A lavish period piece set in France at the beginning of World War II, Bon Voyage concocts an unlikely chamber comedy in the midst of its wartime backdrop. The movie works much better than this merger of tones would suggest. Director Jean-Paul Rappeneau (Cyrano de Bergerac, The Horseman on the Roof) keeps the story moving at a quick comic clip while also dangling just enough mystery and intrigue to keep us interested in the plot and mindful that the Nazis are knocking at the front door.
The story begins as the French cabinet and much of the country's well-to-do population are moving from Paris to Bordeaux in order to put greater distance between themselves and the Nazi Party. The beautiful and opportunistic movie diva Viviane Denvers (Isabelle Adjani) lives with a vacillating cabinet minister (a slimmed-down Gérard Depardieu), whose protection she desires. However, in one of the movie's opening scenes, a dead man is dragged from her apartment by her young admirer Frédéric (Grégori Derangère), who winds up going to jail when the dead man is discovered in the trunk of the car he is driving.
There's also a seemingly tangential storyline about a Jewish professor (Jean-Marc Stehle), and his samples of heavy water used in nuclear fusion studies, who must escape to England.

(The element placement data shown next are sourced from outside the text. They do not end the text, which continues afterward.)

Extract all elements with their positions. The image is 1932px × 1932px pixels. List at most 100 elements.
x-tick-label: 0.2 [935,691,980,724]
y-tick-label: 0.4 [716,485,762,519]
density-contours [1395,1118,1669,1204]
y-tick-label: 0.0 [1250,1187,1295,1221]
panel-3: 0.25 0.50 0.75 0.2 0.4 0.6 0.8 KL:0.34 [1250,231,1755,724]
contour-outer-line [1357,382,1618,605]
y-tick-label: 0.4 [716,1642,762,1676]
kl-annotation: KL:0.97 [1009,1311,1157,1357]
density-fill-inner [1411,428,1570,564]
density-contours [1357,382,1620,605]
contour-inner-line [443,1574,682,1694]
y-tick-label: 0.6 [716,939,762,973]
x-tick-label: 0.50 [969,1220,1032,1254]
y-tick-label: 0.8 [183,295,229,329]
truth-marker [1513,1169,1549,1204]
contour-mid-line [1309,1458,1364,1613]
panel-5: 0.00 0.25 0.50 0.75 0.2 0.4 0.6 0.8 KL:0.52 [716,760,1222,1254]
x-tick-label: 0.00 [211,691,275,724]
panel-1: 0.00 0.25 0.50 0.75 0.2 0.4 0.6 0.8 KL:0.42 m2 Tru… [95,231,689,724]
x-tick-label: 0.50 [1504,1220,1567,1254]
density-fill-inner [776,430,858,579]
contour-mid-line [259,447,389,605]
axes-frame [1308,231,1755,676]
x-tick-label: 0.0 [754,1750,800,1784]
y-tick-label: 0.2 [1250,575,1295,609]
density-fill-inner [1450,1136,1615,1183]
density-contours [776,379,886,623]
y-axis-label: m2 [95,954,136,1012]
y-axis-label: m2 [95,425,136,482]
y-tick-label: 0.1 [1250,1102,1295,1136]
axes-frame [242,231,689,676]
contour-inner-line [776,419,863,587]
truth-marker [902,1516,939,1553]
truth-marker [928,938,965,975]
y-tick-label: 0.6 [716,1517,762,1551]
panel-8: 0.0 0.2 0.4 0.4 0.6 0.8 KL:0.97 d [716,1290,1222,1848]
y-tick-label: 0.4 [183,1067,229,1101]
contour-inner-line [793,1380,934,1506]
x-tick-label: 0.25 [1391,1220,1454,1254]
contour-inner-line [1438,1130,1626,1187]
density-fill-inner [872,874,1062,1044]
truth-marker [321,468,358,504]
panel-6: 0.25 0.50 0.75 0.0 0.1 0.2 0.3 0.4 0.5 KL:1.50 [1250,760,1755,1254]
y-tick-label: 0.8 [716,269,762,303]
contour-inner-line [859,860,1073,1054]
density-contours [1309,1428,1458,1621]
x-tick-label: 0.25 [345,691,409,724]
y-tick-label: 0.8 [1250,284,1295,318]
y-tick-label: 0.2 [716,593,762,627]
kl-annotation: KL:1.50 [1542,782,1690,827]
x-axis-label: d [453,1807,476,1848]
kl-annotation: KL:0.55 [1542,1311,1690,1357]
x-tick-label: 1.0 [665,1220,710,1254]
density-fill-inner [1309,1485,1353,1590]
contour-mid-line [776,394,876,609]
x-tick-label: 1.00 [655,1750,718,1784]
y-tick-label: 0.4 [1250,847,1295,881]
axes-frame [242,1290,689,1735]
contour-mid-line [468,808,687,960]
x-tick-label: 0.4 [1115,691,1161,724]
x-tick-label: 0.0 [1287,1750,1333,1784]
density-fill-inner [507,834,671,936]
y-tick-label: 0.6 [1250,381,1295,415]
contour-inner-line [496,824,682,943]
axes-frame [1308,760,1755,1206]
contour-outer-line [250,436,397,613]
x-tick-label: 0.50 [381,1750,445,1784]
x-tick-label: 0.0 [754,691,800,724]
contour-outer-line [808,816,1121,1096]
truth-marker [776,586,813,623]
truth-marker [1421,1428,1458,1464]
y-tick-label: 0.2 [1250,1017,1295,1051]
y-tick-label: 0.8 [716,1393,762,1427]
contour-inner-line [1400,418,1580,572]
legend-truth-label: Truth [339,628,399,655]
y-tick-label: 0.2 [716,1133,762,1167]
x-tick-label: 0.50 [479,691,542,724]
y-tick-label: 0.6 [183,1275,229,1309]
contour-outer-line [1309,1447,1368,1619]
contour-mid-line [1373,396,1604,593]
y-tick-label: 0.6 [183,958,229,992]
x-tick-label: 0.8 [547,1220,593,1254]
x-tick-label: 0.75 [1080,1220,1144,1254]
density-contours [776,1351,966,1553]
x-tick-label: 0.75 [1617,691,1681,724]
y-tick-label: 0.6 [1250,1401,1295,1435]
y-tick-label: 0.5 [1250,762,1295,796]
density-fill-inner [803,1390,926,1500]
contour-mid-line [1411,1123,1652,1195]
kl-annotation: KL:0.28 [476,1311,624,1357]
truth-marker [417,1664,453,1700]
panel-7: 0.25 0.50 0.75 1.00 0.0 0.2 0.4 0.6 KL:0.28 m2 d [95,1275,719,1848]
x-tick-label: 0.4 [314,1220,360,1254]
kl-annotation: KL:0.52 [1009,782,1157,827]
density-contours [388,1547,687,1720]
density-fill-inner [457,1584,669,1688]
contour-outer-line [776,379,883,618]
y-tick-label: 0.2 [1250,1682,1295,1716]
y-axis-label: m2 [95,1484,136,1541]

The professor and his lovely young assistant Camille (Virginie Ledoyen) keep crossing paths with Viviane and Frédéric, although it's a while before we understand how these meandering storylines intersect.
This portrait of 1940 France on the verge of capitulating to the Vichy regime is intriguing. But what keeps the movie engaging is its nutty tone. Characters run everywhere in Bon Voyage: in and out of rooms, to and fro, chasing, escaping and out-distancing one another. Adjani (The Story of Adèle H, Camille Claudel) has one of the most delightful roles of her career as the self-absorbed actress who lives her life as though it were a perpetual stage. Bon Voyage charms with its insouciant attitude toward the impending calamity surrounding the characters, though its froth may wear thin for some viewers.